A decade ago, you’d be shocked to see anything in Iceland with a quarter-million hashtags. That’s mostly because Instagram didn’t exist 10 years ago, but also because Airbuses full of American tourists weren’t showing up daily. Now Iceland has more waterfalls on this list than any country other than the US, headed by this multi-step cascade about an hour and 40 minutes from Reykjavik.

4. Victoria Falls, Zambia and Zimbabwe

Photo: Eva Mont/Shutterstock

Height: 354 feet
Popularity: 236,117 hashtags

Known as “the greatest curtain of falling water in the world,” these sprawling falls sit on the Zambezi River on the border of Zambia and Zimbabwe.
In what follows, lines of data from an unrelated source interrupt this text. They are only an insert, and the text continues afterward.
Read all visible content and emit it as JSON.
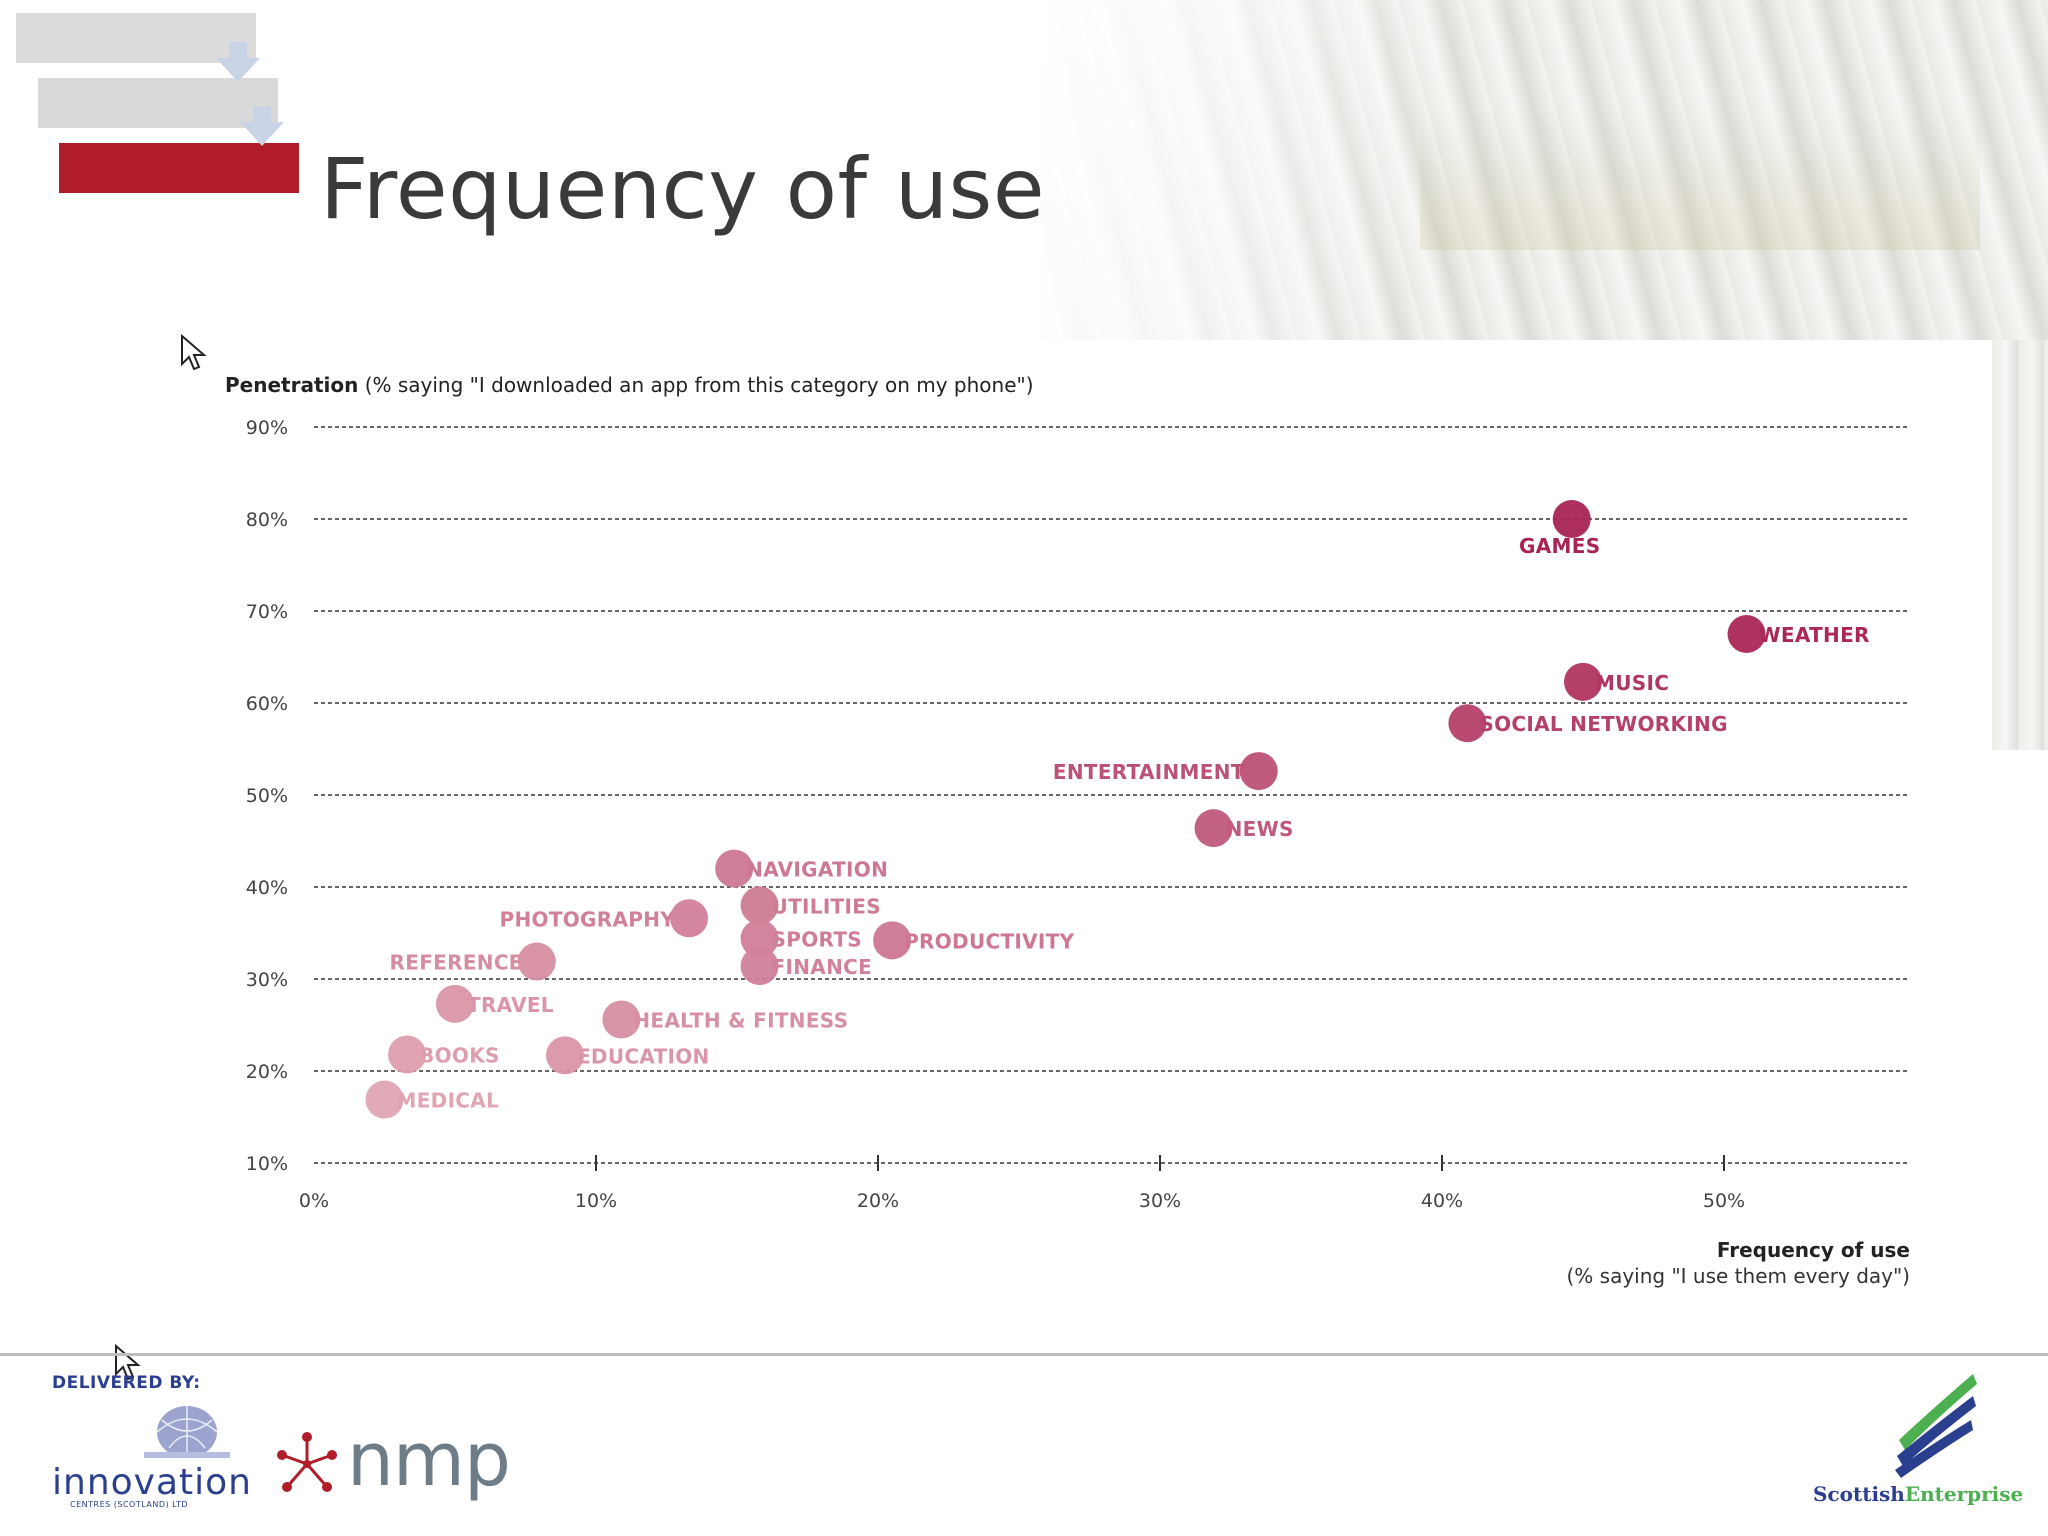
{
  "slide": {
    "title": "Frequency of use"
  },
  "footer": {
    "delivered_by": "DELIVERED BY:",
    "logos": {
      "innovation_word": "innovation",
      "innovation_sub": "CENTRES (SCOTLAND) LTD",
      "nmp_word": "nmp",
      "scottish_enterprise_1": "Scottish",
      "scottish_enterprise_2": "Enterprise"
    }
  },
  "colors": {
    "title": "#3a3a3a",
    "accent_red": "#b01c28",
    "marker_dark": "#a51c4f",
    "marker_light": "#e3aab7",
    "footer_blue": "#2b3f8f",
    "footer_green": "#4caf50"
  },
  "chart_data": {
    "type": "scatter",
    "title": "",
    "ylabel_bold": "Penetration",
    "ylabel_rest": " (% saying \"I downloaded an app from this category on my phone\")",
    "xlabel_bold": "Frequency of use",
    "xlabel_rest": "(% saying \"I use them every day\")",
    "xlim": [
      0,
      56
    ],
    "ylim": [
      10,
      90
    ],
    "xticks": [
      0,
      10,
      20,
      30,
      40,
      50
    ],
    "xtick_labels": [
      "0%",
      "10%",
      "20%",
      "30%",
      "40%",
      "50%"
    ],
    "yticks": [
      10,
      20,
      30,
      40,
      50,
      60,
      70,
      80,
      90
    ],
    "ytick_labels": [
      "10%",
      "20%",
      "30%",
      "40%",
      "50%",
      "60%",
      "70%",
      "80%",
      "90%"
    ],
    "grid": "horizontal-dashed",
    "points": [
      {
        "label": "GAMES",
        "x": 44.6,
        "y": 80,
        "label_pos": "below"
      },
      {
        "label": "WEATHER",
        "x": 50.8,
        "y": 67.5,
        "label_pos": "right"
      },
      {
        "label": "MUSIC",
        "x": 45.0,
        "y": 62.3,
        "label_pos": "right"
      },
      {
        "label": "SOCIAL NETWORKING",
        "x": 40.9,
        "y": 57.8,
        "label_pos": "right"
      },
      {
        "label": "ENTERTAINMENT",
        "x": 33.5,
        "y": 52.6,
        "label_pos": "left"
      },
      {
        "label": "NEWS",
        "x": 31.9,
        "y": 46.4,
        "label_pos": "right"
      },
      {
        "label": "NAVIGATION",
        "x": 14.9,
        "y": 42.0,
        "label_pos": "right"
      },
      {
        "label": "UTILITIES",
        "x": 15.8,
        "y": 38.0,
        "label_pos": "right"
      },
      {
        "label": "PHOTOGRAPHY",
        "x": 13.3,
        "y": 36.6,
        "label_pos": "left"
      },
      {
        "label": "SPORTS",
        "x": 15.8,
        "y": 34.4,
        "label_pos": "right"
      },
      {
        "label": "PRODUCTIVITY",
        "x": 20.5,
        "y": 34.2,
        "label_pos": "right"
      },
      {
        "label": "FINANCE",
        "x": 15.8,
        "y": 31.4,
        "label_pos": "right"
      },
      {
        "label": "REFERENCE",
        "x": 7.9,
        "y": 31.9,
        "label_pos": "left"
      },
      {
        "label": "TRAVEL",
        "x": 5.0,
        "y": 27.3,
        "label_pos": "right"
      },
      {
        "label": "HEALTH & FITNESS",
        "x": 10.9,
        "y": 25.6,
        "label_pos": "right"
      },
      {
        "label": "BOOKS",
        "x": 3.3,
        "y": 21.8,
        "label_pos": "right"
      },
      {
        "label": "EDUCATION",
        "x": 8.9,
        "y": 21.7,
        "label_pos": "right"
      },
      {
        "label": "MEDICAL",
        "x": 2.5,
        "y": 16.9,
        "label_pos": "right"
      }
    ]
  }
}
If you’re traveling all that way you probably want more than just an Instagram picture, so make a few days out of it and raft the river, bungee jump over the falls, or swim right up to the edge at Devil’s Pool.

3. Multnomah Falls, Oregon

Photo: Thye-Wee Gn/Shutterstock

Height: 620 feet
Popularity: 261,020 hashtags

The most Instagrammed waterfall entirely in the United States sits a short half hour drive from Portland, where you can take the brisk, 2.2-mile hike to the top, enjoy your photos, then spend the rest of the afternoon wine tasting around the Columbia River Gorge.
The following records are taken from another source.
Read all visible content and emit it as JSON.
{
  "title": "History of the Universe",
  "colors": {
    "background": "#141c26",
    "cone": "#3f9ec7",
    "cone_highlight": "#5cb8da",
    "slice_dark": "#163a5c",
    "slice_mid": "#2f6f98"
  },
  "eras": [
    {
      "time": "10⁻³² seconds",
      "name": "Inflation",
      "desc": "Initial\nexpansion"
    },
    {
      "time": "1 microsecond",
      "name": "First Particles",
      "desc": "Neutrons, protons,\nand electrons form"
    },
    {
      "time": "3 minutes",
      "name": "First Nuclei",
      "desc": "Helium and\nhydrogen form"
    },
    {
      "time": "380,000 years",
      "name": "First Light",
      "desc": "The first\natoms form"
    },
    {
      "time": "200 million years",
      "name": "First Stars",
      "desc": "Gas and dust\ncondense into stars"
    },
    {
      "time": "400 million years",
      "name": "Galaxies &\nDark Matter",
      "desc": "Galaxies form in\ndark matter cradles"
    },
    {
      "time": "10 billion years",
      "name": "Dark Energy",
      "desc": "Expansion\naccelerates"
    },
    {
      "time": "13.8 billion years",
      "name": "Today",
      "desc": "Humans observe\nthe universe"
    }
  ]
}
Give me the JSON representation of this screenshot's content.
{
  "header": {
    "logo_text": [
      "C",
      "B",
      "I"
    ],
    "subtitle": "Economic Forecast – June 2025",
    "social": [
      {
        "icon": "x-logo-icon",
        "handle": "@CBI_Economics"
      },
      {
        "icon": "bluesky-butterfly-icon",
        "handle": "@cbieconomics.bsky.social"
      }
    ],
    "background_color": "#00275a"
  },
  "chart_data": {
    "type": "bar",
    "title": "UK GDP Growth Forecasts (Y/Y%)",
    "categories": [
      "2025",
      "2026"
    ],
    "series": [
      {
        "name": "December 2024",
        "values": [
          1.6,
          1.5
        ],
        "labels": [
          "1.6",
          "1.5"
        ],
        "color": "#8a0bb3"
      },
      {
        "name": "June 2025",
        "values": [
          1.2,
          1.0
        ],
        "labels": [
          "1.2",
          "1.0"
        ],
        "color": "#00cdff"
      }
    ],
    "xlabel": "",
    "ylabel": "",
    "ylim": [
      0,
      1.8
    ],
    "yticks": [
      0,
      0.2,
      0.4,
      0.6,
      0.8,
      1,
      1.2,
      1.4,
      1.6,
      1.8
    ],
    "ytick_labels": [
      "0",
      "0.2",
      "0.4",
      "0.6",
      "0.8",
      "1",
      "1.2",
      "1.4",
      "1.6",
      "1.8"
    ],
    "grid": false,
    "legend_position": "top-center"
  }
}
2. Iguazu Falls, Argentina, Brazil, and Paraguay

Photo: sharptoyou/Shutterstock

Height: 269 feet
Popularity: 343,037 hashtags

With over 200 different individual falls, the number of photo angles here are nearly endless. Typically, the best panoramas are on the Brazilian side, but if you want shots without throngs of people in them, Argentina is probably a better option. Paraguay’s side of Iguazu is an especially interesting trip, if you’re into discovering creative ways to take goods over the border.

1. Niagara Falls, New York and Ontario

Photo: Jam Norasett/Shutterstock

Height: 167 feet
Popularity: 3,008,732 hashtags

No huge surprise that the world’s most famous falls are also the most Instagrammed. But visitors to Niagara Falls tagged it nearly 10 times more than the next-most-popular waterfall on the list. This might be because of the abundance of photo ops from both the American and Canadian sides. Or because of all the other cool stuff to do in the region that might also be tagged. But if you also consider the amount of overachievers specifically hashtagging Horseshoe Falls, Niagara really doesn’t have any other falls even close to knocking them out of their top spot.